3.4. AZOSPERMIA OBSTRUTIVA 
 Essa manifestação é um pouco mais complicada, porque só é descoberta na vida adulta. 
 O líquido seminal se torna mais viscoso, e o homem não consegue liberar espermatozoides, se tornando 
infértil. 
4. OUTRA POSSÍVEL MANIFESTAÇÃO CLÍNICA 
4.1. ILEO MECONIAL 
 Uma outra manifestação clínica que acomete cerca de 20% dos pacientes com fibrose cística, é o íleo 
meconial. 
 O bebê nasce, recebe amamentação, e mesmo assim não consegue evacuar nas primeiras 48h de vida. 
 Isso pode ocorrer por dois motivos: 
 Baixa ingesta de leite 
 Mecônio muito viscoso: Essa é a razão da não eliminação de mecônio na fibrose cística. Devido à 
falta de água no meio extracelular, o mecônio fica muito viscoso, e o intestino não consegue eliminá-
lo. Quando esse mecônio fica retido no intestino, ele leva a um abdome agudo obstrutivo, 
necessitando decirurgia. 
 Essa manifestação é patognomônica da doença. 

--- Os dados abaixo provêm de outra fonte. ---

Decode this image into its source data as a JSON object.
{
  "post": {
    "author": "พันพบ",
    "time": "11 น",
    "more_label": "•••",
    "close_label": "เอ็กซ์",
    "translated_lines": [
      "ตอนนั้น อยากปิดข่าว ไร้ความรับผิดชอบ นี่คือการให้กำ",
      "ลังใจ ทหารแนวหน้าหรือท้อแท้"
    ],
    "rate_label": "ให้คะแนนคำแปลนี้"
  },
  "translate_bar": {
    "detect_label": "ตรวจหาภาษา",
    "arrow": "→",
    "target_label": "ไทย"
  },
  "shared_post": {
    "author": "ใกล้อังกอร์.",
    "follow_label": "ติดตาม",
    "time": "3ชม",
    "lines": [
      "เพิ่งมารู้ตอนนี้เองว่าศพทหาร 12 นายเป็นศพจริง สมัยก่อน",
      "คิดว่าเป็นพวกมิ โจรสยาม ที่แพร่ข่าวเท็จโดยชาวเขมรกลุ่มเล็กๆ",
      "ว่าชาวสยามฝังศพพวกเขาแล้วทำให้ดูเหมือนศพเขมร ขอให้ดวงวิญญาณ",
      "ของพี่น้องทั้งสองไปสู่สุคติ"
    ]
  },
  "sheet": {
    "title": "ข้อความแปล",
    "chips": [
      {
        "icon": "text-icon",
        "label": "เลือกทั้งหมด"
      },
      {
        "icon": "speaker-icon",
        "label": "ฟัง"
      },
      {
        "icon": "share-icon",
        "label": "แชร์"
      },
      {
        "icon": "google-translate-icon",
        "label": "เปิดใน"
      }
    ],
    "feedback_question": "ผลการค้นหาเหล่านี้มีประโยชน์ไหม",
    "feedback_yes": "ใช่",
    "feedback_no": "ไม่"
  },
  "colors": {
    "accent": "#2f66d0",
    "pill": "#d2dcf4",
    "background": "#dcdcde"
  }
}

 OBS: Quando temos essa manifestação também temos que investigar a possibilidade de fibrose cística! 
5. DIAGNÓSTICO 
 Teste do cloro no suor (iontoforese estimulada por pilocarpina): PADRÃO OURO! 

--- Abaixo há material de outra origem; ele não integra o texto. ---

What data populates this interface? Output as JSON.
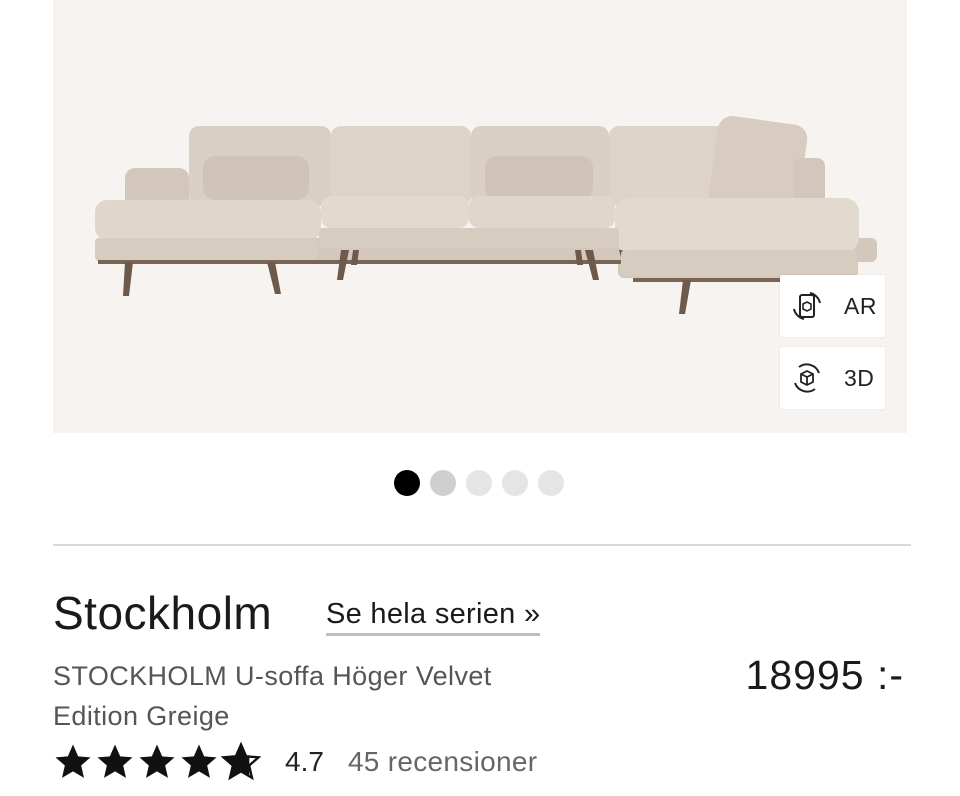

 Como realizar o exame: Pegamos uma gaze 2x2cm com pilocarpina (responsável por estimular a 
sudorese) e colocamos essa gaze no antebraço do paciente. Esperamos que ele produz suor, e coletamos 
cerca de 2ml. Esse suor é colocado no iontoforômetro e é medida a concentração de cloro nele. 
 Resultados: 
 Normal: < 40 mEq/L 
 Duvidoso: 40 – 60 mEq/L 
 Positivo: > 60 mEq/L 
 Caso tenhamos UMA manifestação clínica + DOIS cloros no suor > 60 mEq/L = FIBROSE CÍSTICA 
Maria Beatriz Machado 
 Podemos ainda fazer outros testes, como: 
 Teste de mutação genética: Esse teste não é muito feito porque é caro e poucos serviços possuem 
estrutura para realiza-lo. Além disso, temos mais de 400 mutações genéticas relacionadas à fibrose cística 
já descobertas, e existem algumas mutações genéticas mais leves que também podem levar ao aumento 
de cloro no suor (mesmo não sendo relacionadas a fibrose cística). 

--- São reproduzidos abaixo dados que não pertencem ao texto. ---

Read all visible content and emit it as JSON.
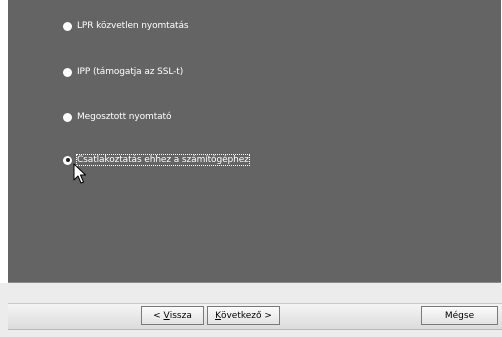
{
  "options": [
    {
      "label": "LPR közvetlen nyomtatás",
      "checked": false
    },
    {
      "label": "IPP (támogatja az SSL-t)",
      "checked": false
    },
    {
      "label": "Megosztott nyomtató",
      "checked": false
    },
    {
      "label": "Csatlakoztatás ehhez a számítógéphez",
      "checked": true
    }
  ],
  "buttons": {
    "back": {
      "prefix": "< ",
      "accel": "V",
      "rest": "issza"
    },
    "next": {
      "accel": "K",
      "rest": "övetkező >"
    },
    "cancel": {
      "label": "Mégse"
    }
  },
  "colors": {
    "panel": "#646464",
    "option_text": "#ffffff",
    "button_bar": "#ececec"
  },
  "icons": {
    "cursor": "mouse-pointer-icon"
  }
}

 Teste de função da proteína CFTR 
5.1. TESTE DO PEZINHO (TESTE DE TRIAGEM) 
 Desde 2010 foi adicionada a dosagem de tripsina imunorreativa (IRT) no teste do pezinho. 
 A IRT uma enzima liberada pelo pâncreas, e quando o bebê tem uma alimentação vigorosa nas primeiras 48 
horas de vida, o seu nível plasmático tende a cair muito. Porém, no bebê que tem fibrose cística, o nível 
plasmático dessa enzima demora mais para cair. 
 É colhido o teste do pezinho, e após 48 horas temos o resultado: 
 Positivo: > 70 
 Se o bebê tiver MENOS de 30 dias quando recebermos esse resultado positivo: Coletar mais uma 
amostra de teste do pezinho. 
 Se a segunda amostra for positiva também: Realizar dois exames de teste de cloro no suor. 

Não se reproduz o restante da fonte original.